Sen. Graham’s
policy talk over a pint
By DAVID
BROOKS New York
Times
I spent much of last week talking with Republicans about Social
Security reform, but I didn’t expect to find myself salivating over
the phone. I was in a hotel room in St. Paul when I connected with
Sen. Lindsey Graham. As he spoke, I could hear Irish music in the
background. I could hear laughter and conviviality. It turned out
that he was calling me from a pub in Dublin.
I can’t tell you how much I wanted at that moment to be in an
Irish pub and possibly not even talking about entitlement reform.
But Graham was going on passionately about his bill.
Graham has campaigned in his home state, South Carolina, on the
need to reform Social Security and move to private accounts. “I’ve
had every demagogic ad you can think of run against me,” he said as
Guinness fantasies danced in my head.
Graham added that he would love to embrace the sort of bill that
his New Hampshire colleague John Sununu is proposing, which would
create private accounts and wouldn’t reduce benefits or raise taxes
to pay the transition costs. But like most smart Republicans I spoke
with this week, Graham realizes that you can’t pass a major
entitlement reform without significant Democratic support.
“If John can get Democratic support, count me in,” he was saying,
as a great roar of laughter arose from the pub behind him. But he
knows that most Republicans will never agree to a bill that balloons
the deficit and transforms a beloved program if it doesn’t have
bipartisan backing to give them political cover.
So Graham’s bill would raise payroll taxes on the affluent to
cover transition costs. This idea is going to be tough for many
Republicans, he said, but both parties have to cross some Rubicons.
He’s received some encouragement from senior Republicans and some
important, though so far private, support from Democrats.
This was the first time in my life I heard a person in a pub
talking about benefit index formulas, so it was an important
milestone on my descent into pathetic wonkery. But as Graham was
enthusing, I couldn’t help thinking about how the Social Security
reform debate might transform the culture in Washington.
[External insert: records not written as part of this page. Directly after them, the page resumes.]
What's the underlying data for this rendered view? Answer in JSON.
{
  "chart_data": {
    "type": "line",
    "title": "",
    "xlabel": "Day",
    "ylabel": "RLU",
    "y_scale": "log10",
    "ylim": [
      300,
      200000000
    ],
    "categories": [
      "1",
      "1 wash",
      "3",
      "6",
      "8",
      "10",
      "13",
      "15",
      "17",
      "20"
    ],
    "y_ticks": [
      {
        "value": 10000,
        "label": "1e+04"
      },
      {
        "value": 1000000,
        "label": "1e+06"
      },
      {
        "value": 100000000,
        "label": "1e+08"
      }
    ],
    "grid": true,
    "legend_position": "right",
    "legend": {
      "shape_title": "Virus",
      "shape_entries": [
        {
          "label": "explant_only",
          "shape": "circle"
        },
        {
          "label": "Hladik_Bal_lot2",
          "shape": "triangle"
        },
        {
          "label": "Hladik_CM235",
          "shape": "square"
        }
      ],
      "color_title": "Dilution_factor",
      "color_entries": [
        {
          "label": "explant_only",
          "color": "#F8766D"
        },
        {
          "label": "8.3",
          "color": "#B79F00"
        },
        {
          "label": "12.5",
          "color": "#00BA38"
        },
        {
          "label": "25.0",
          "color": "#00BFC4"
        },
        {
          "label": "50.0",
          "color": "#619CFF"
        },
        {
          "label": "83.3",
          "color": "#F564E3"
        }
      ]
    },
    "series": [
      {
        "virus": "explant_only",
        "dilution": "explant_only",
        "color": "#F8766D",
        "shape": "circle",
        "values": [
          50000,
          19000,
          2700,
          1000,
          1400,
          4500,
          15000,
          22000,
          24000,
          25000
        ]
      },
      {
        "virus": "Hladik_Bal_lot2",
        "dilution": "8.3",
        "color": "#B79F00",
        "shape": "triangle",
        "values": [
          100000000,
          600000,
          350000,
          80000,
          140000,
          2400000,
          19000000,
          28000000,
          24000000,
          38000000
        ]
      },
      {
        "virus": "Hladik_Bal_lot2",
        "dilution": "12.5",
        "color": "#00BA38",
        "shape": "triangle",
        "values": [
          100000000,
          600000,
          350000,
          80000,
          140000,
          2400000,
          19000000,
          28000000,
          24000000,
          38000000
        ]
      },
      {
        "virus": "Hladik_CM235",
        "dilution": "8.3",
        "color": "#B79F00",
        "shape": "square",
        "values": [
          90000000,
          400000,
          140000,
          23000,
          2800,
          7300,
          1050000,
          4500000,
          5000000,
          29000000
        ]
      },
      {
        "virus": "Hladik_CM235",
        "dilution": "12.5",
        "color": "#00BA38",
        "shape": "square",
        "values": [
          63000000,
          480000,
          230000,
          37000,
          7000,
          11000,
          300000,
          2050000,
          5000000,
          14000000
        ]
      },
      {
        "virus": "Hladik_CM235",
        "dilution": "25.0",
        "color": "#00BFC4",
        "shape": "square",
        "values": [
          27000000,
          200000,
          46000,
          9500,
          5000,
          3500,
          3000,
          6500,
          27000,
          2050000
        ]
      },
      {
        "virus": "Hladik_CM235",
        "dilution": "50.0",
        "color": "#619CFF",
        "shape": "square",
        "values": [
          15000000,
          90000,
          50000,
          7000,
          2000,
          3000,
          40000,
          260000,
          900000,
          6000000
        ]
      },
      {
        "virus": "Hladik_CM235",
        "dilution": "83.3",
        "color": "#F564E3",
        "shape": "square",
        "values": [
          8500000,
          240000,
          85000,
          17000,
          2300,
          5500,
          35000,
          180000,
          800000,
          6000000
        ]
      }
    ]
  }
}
Over the past few years, attention has focused on things, like
tax cuts, that can be pushed through with partisan majorities. But
in the second term, Bush’s top initiatives will require bipartisan
compromises while making divisions within the parties more
apparent.
Whether they like it or not, Republicans and Democrats are going
to have to meet privately in rooms and negotiate with each other.
They’re going to have to develop some level of trust so they can
make unpopular suggestions and know they won’t read about it in the
next day’s papers. They are going to have to compromise, reach a
deal and then stick together in the face of the special-interest
onslaught.
The Social Security issue changes the incentives. The rule is
compromise or fail. If the president is to avoid a debilitating
defeat, the atmosphere has to change.
In the past when it came time to build these sorts of grand
coalitions, we would have seen centrist deal-makers in the Howard
Baker mold rise to take the lead. But those centrist types are gone,
and now it will be up to realistic partisans like Graham, who, it
should be recalled, was one of the aggressive House managers during
the Clinton impeachment.
And indeed, during the past couple of weeks we’ve begun to see
that even in this polarized age, there are little green shoots of
what you might call a negotiating culture sprouting up. The White
House has been much more flexible in talking about the shared
sacrifices that will be required to make the system solvent.
Democrats have so far been given little inducement to take risks,
but even so, several important Democrats know that their party can’t
merely be the party of the status quo. They have to embrace some
kind of reform.
Maybe the context for old-fashioned coalition-building no longer
exists. There aren’t as many cross-party friendships as before, nor
as many master deal makers. But somehow we’re going to have to fix
Social Security so the baby boom generation doesn’t imprison its
children in a fortress of debt. We’re going to have to bring the
entitlement system into the era of longevity. And if this culture of
negotiation is to be recreated, I’m thinking of a pub — far away and
in a happy, happy place — where it just might start.